Idaho’s high percentage of minimum wage workers and a low per capita income mean the substantial up front costs will burden current taxpayers. While it may benefit a future generation of Idahoans it is debatable whether current Idaho taxpayers would see the benefit. It should be mentioned politicians are naturally risk averse and supporting bigger budgets and tax increases is something both the left and right agree on as not being smart policy or politics.
Of course critics can rightly point to the fact that on education many taxpayers are already fronting the bill in the form of supplemental school district levies that help districts make up the shortfall in state funds. But even this argument has its limits. Many of these levies are not large and merely seek to keep district services at a minimum level (d0 more with less) and only property owners bear the cost of the supplemental levies.
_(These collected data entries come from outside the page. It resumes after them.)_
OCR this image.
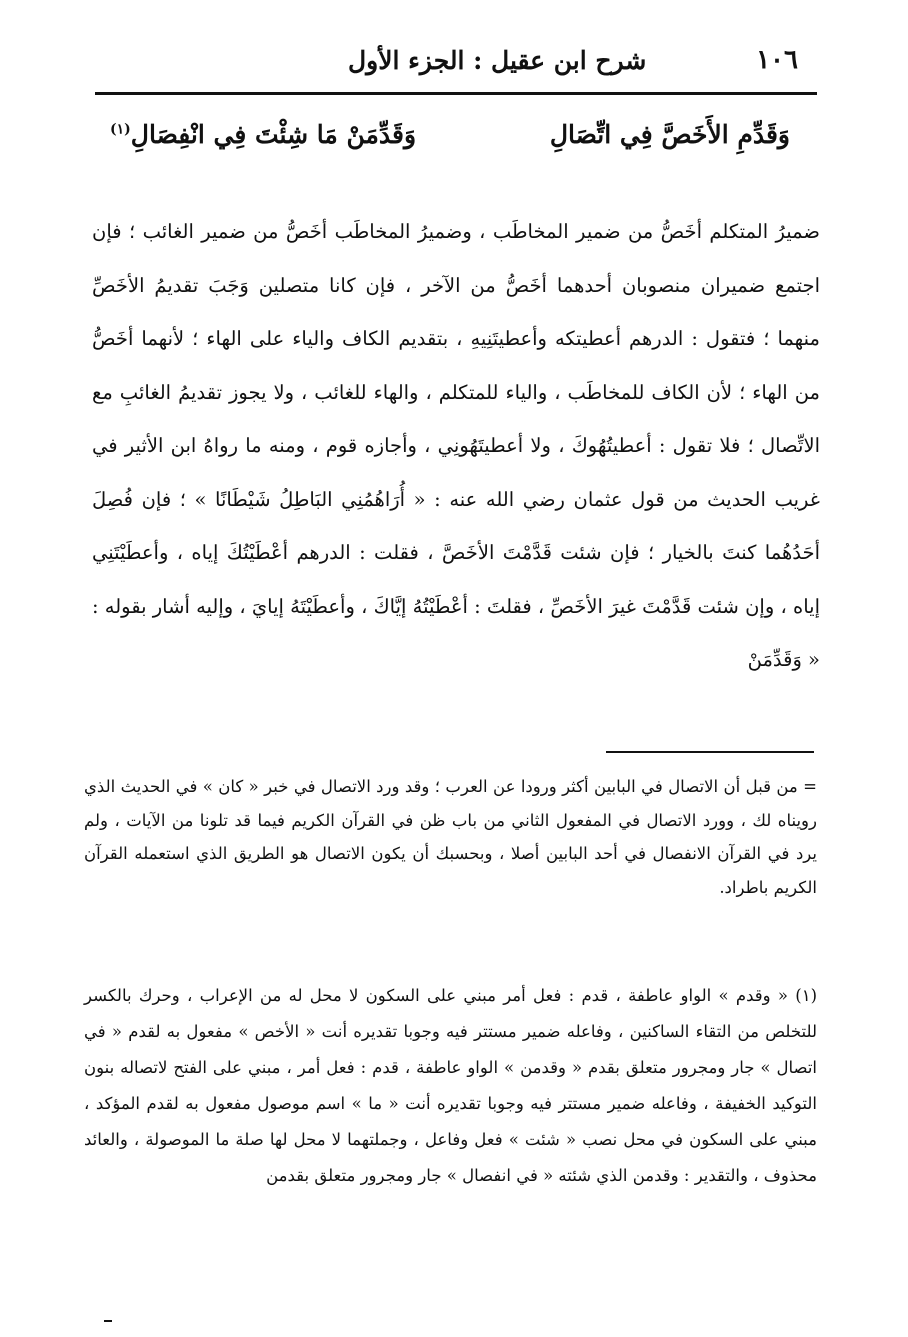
١٠٦
شرح ابن عقيل : الجزء الأول
وَقَدِّمِ الأَخَصَّ فِي اتِّصَالِ
وَقَدِّمَنْ مَا شِئْتَ فِي انْفِصَالِ$^{(١)}$

ضميرُ المتكلم أخَصُّ من ضمير المخاطَب ، وضميرُ المخاطَب أخَصُّ من ضمير الغائب ؛ فإن اجتمع ضميران منصوبان أحدهما أخَصُّ من الآخر ، فإن كانا متصلين وَجَبَ تقديمُ الأخَصِّ منهما ؛ فتقول : الدرهم أعطيتكه وأعطيتَنِيهِ ، بتقديم الكاف والياء على الهاء ؛ لأنهما أخَصُّ من الهاء ؛ لأن الكاف للمخاطَب ، والياء للمتكلم ، والهاء للغائب ، ولا يجوز تقديمُ الغائبِ مع الاتِّصال ؛ فلا تقول : أعطيتُهُوكَ ، ولا أعطيتَهُونِي ، وأجازه قوم ، ومنه ما رواهُ ابن الأثير في غريب الحديث من قول عثمان رضي الله عنه : « أُرَاهُمُنِي البَاطِلُ شَيْطَانًا » ؛ فإن فُصِلَ أحَدُهُما كنتَ بالخيار ؛ فإن شئت قَدَّمْتَ الأخَصَّ ، فقلت : الدرهم أعْطَيْتُكَ إياه ، وأعطَيْتَنِي إياه ، وإن شئت قَدَّمْتَ غيرَ الأخَصِّ ، فقلتَ : أعْطَيْتُهُ إيَّاكَ ، وأعطَيْتَهُ إيايَ ، وإليه أشار بقوله : « وَقَدِّمَنْ

= من قبل أن الاتصال في البابين أكثر ورودا عن العرب ؛ وقد ورد الاتصال في خبر « كان » في الحديث الذي رويناه لك ، وورد الاتصال في المفعول الثاني من باب ظن في القرآن الكريم فيما قد تلونا من الآيات ، ولم يرد في القرآن الانفصال في أحد البابين أصلا ، وبحسبك أن يكون الاتصال هو الطريق الذي استعمله القرآن الكريم باطراد.

(١) « وقدم » الواو عاطفة ، قدم : فعل أمر مبني على السكون لا محل له من الإعراب ، وحرك بالكسر للتخلص من التقاء الساكنين ، وفاعله ضمير مستتر فيه وجوبا تقديره أنت « الأخص » مفعول به لقدم « في اتصال » جار ومجرور متعلق بقدم « وقدمن » الواو عاطفة ، قدم : فعل أمر ، مبني على الفتح لاتصاله بنون التوكيد الخفيفة ، وفاعله ضمير مستتر فيه وجوبا تقديره أنت « ما » اسم موصول مفعول به لقدم المؤكد ، مبني على السكون في محل نصب « شئت » فعل وفاعل ، وجملتهما لا محل لها صلة ما الموصولة ، والعائد محذوف ، والتقدير : وقدمن الذي شئته « في انفصال » جار ومجرور متعلق بقدمن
Ironically, this leads to a smaller share of wealthier taxpayers (property owners) paying more, something national Democrats love but it seems Idaho Democrats hate.
It might be a good start for all involved in the debate if this obvious fact is mentioned. Idaho is a low-income state and this has an impact on what the state can do and afford. It would be nice if the naysayers would do more than criticize and argue spending more is the answer. Targeted spending that works within a conservative state budget is the right way to improve quality of life, increase per capita income for all and make Idaho a better place to live for future generations.